Lizzi Hooks’ Story

Date: Tue 1st October 2019

Proud mum Lizzi Hooks, 38, has lived with Raynaud's phenomenon for most of her life. Lizzi self-diagnosed with Raynaud's aged 14. Her symptoms – including a strong reaction to temperature changes – can make everything from grocery shopping to a paper cut difficult to manage. Although the condition comes with its trials, Lizzi keeps positive and is surrounded by a supporting, loving family who help manage daily tasks when her fingers fail her.


How does your condition affect you?

I feel cold a lot and I struggle with going to the supermarket, especially in the cold aisles. Picking things up and getting my card out of my purse can be difficult because I lose dexterity. The pain in my fingers is the worst. In the winter I get dry and split skin and the smallest cut won't heal. My feet are also affected and I come out with white feet if I go into the sea. In the winter, if it's cold and icy I have to be extra careful about keeping my balance, as I don't always feel them.

Were you always aware that you might get Raynaud's?

Because my mum had it, it wasn't really a surprise, especially as my older brothers had it too. I kind of knew it was going to happen to me at some point.
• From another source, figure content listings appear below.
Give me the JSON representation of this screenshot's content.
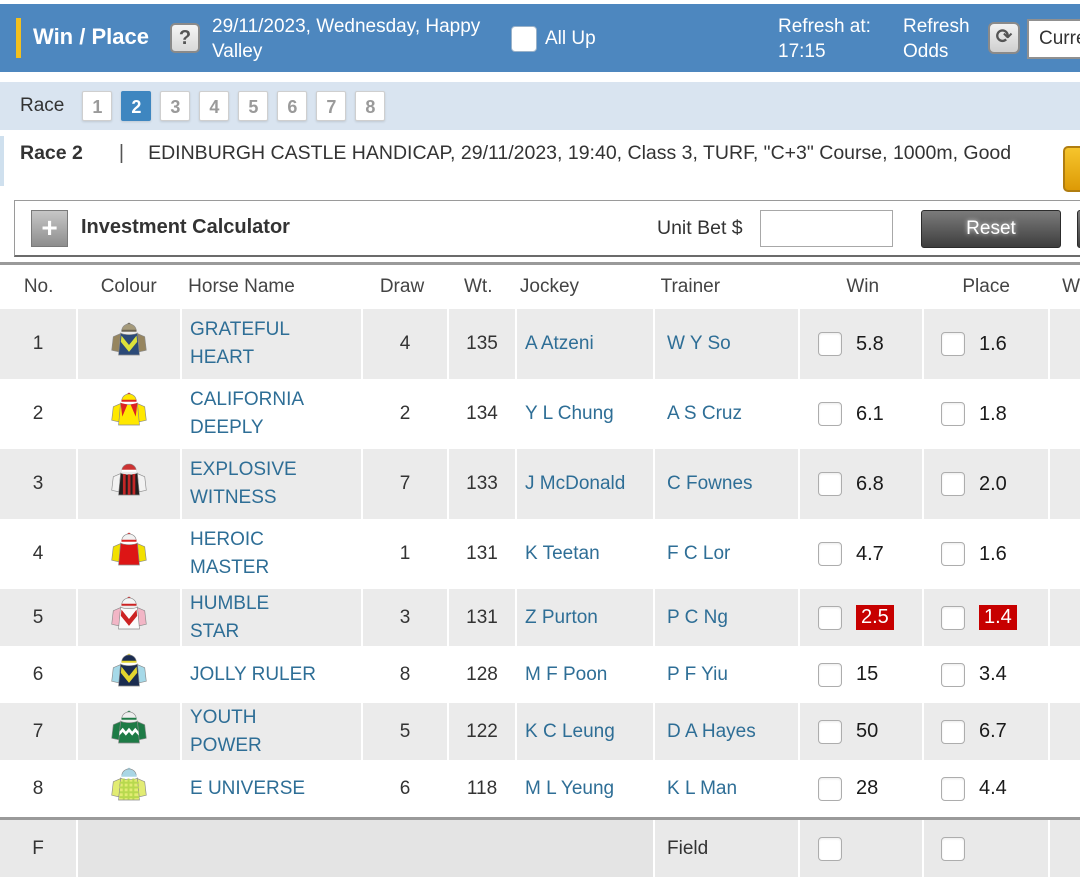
{
  "header": {
    "title": "Win / Place",
    "help_icon": "?",
    "meeting": "29/11/2023, Wednesday, Happy Valley",
    "all_up_label": "All Up",
    "refresh_at_label": "Refresh at:",
    "refresh_time": "17:15",
    "refresh_odds_label": "Refresh Odds",
    "refresh_icon": "⟳",
    "odds_select_value": "Current Odds"
  },
  "race_nav": {
    "label": "Race",
    "races": [
      "1",
      "2",
      "3",
      "4",
      "5",
      "6",
      "7",
      "8"
    ],
    "selected": "2"
  },
  "race_info": {
    "race_label": "Race 2",
    "separator": "|",
    "details": "EDINBURGH CASTLE HANDICAP, 29/11/2023, 19:40, Class 3, TURF, \"C+3\" Course, 1000m, Good"
  },
  "calculator": {
    "expand_icon": "+",
    "title": "Investment Calculator",
    "unit_bet_label": "Unit Bet $",
    "unit_bet_value": "",
    "reset_label": "Reset"
  },
  "table": {
    "headers": [
      "No.",
      "Colour",
      "Horse Name",
      "Draw",
      "Wt.",
      "Jockey",
      "Trainer",
      "Win",
      "Place",
      "W"
    ],
    "rows": [
      {
        "no": "1",
        "name": "GRATEFUL HEART",
        "draw": "4",
        "wt": "135",
        "jockey": "A Atzeni",
        "trainer": "W Y So",
        "win": "5.8",
        "place": "1.6",
        "win_hot": false,
        "place_hot": false,
        "silks": {
          "cap": "#a59a7a",
          "cap_band": "#6b6352",
          "body": "#2c4a78",
          "sleeves": "#96855f",
          "pattern": "chevron",
          "pattern_color": "#dde23a"
        }
      },
      {
        "no": "2",
        "name": "CALIFORNIA DEEPLY",
        "draw": "2",
        "wt": "134",
        "jockey": "Y L Chung",
        "trainer": "A S Cruz",
        "win": "6.1",
        "place": "1.8",
        "win_hot": false,
        "place_hot": false,
        "silks": {
          "cap": "#ffe800",
          "cap_band": "#dd2222",
          "body": "#ffe800",
          "sleeves": "#ffe800",
          "pattern": "yoke",
          "pattern_color": "#dd2222"
        }
      },
      {
        "no": "3",
        "name": "EXPLOSIVE WITNESS",
        "draw": "7",
        "wt": "133",
        "jockey": "J McDonald",
        "trainer": "C Fownes",
        "win": "6.8",
        "place": "2.0",
        "win_hot": false,
        "place_hot": false,
        "silks": {
          "cap": "#cc3333",
          "cap_band": "#ffffff",
          "body": "#221e1e",
          "sleeves": "#f2f2f2",
          "pattern": "stripes",
          "pattern_color": "#c22626"
        }
      },
      {
        "no": "4",
        "name": "HEROIC MASTER",
        "draw": "1",
        "wt": "131",
        "jockey": "K Teetan",
        "trainer": "F C Lor",
        "win": "4.7",
        "place": "1.6",
        "win_hot": false,
        "place_hot": false,
        "silks": {
          "cap": "#f2f2f2",
          "cap_band": "#dd2222",
          "body": "#dd1515",
          "sleeves": "#f2e000",
          "pattern": "none",
          "pattern_color": "#ffffff"
        }
      },
      {
        "no": "5",
        "name": "HUMBLE STAR",
        "draw": "3",
        "wt": "131",
        "jockey": "Z Purton",
        "trainer": "P C Ng",
        "win": "2.5",
        "place": "1.4",
        "win_hot": true,
        "place_hot": true,
        "silks": {
          "cap": "#f5f5f5",
          "cap_band": "#cc2222",
          "body": "#fbfbfb",
          "sleeves": "#f2b6c6",
          "pattern": "chevron",
          "pattern_color": "#cc2222"
        }
      },
      {
        "no": "6",
        "name": "JOLLY RULER",
        "draw": "8",
        "wt": "128",
        "jockey": "M F Poon",
        "trainer": "P F Yiu",
        "win": "15",
        "place": "3.4",
        "win_hot": false,
        "place_hot": false,
        "silks": {
          "cap": "#1b2c50",
          "cap_band": "#e3d42e",
          "body": "#1b2c50",
          "sleeves": "#a6d9e8",
          "pattern": "chevron",
          "pattern_color": "#e3d42e"
        }
      },
      {
        "no": "7",
        "name": "YOUTH POWER",
        "draw": "5",
        "wt": "122",
        "jockey": "K C Leung",
        "trainer": "D A Hayes",
        "win": "50",
        "place": "6.7",
        "win_hot": false,
        "place_hot": false,
        "silks": {
          "cap": "#eeeeee",
          "cap_band": "#1e7b46",
          "body": "#1e7b46",
          "sleeves": "#1e7b46",
          "pattern": "zigzag",
          "pattern_color": "#ffffff"
        }
      },
      {
        "no": "8",
        "name": "E UNIVERSE",
        "draw": "6",
        "wt": "118",
        "jockey": "M L Yeung",
        "trainer": "K L Man",
        "win": "28",
        "place": "4.4",
        "win_hot": false,
        "place_hot": false,
        "silks": {
          "cap": "#a9d6e5",
          "cap_band": "#a9d6e5",
          "body": "#e2ec73",
          "sleeves": "#e2ec73",
          "pattern": "checks",
          "pattern_color": "#b8d94e"
        }
      }
    ],
    "field_row": {
      "no": "F",
      "label": "Field"
    }
  },
  "colors": {
    "header_bg": "#4d87bf",
    "accent_yellow": "#f2c01e",
    "race_bar_bg": "#d9e4f0",
    "selected_race_bg": "#3e86c0",
    "link_blue": "#2e6e96",
    "hot_odds_bg": "#c70000",
    "alt_row_bg": "#ebebeb"
  }
}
I wasn't worried about it all though.

Were you concerned about it when having your own children?

They may well develop it, but I can't do anything to prevent it so there's no point worrying about it.

How did your symptoms start?

It started with cold fingers and it went from there. I went to my GP first and got put on nifedipine, which I've been on ever since. I started wearing gloves everywhere and using other people to warm my hands up! I used to notice it a lot when camping with friends as a teenager, so I'd to find the nights really difficult and I'd have to wear lots of extra layers.

As you've gotten older, how have the symptoms developed?

They've gradually gotten worse. For example, I find doing the supermarket shop really bad and it can be stress related too, so after a long day I might get an attack and I'll make myself a mug of hot water to hold. When the kids were very little, it was tricky to do up fiddly clasps and stuff on their clothes.

How do your family and friends support you?

When I go to the supermarket, I usually end up honking the horn for my husband when I get home. He knows that's the signal to put the kettle on for me to warm my hands up and he'll come out and bring the shopping in, so the honk equals, 'my hands are bad come and help me!' My kids know that sometimes they'll have to help me with taking my shoes off and doing up buckles in the car and stuff like that. They'll always ask if I want the car seats heated up for my hands too, so they're used to it and they know sometimes I'll just need to go home because my hands are bad. They're growing up with it, so they don't know any different.

What is the most frustrating thing about the condition?

For me, it's frustrating that I can't do everything that I want to do. Whenever I'm planning, I've always got in the back in my mind, are you going to be warm enough? I live by the beach but I can't really enjoy surfing or other water sports because I'm worried about getting too cold.

Why do people need to understand the condition?

A lot of people don't understand how difficult and impactful it can be on your life. People with Raynaud's, I find, often don't talk about it much. So people who don't understand how debilitating it can be. I think it's really important that we teach more about it so that when you see that person struggling to get their cards out in the supermarket, you might be more understanding. And if more people knew about it, then I probably wouldn't get so many funny looks when I ask for a mug of hot water from every café. So my advice to anyone else with the condition would be, make sure those closest to you are supportive, invest in plenty of pairs of mittens and to buy a really good electric blanket!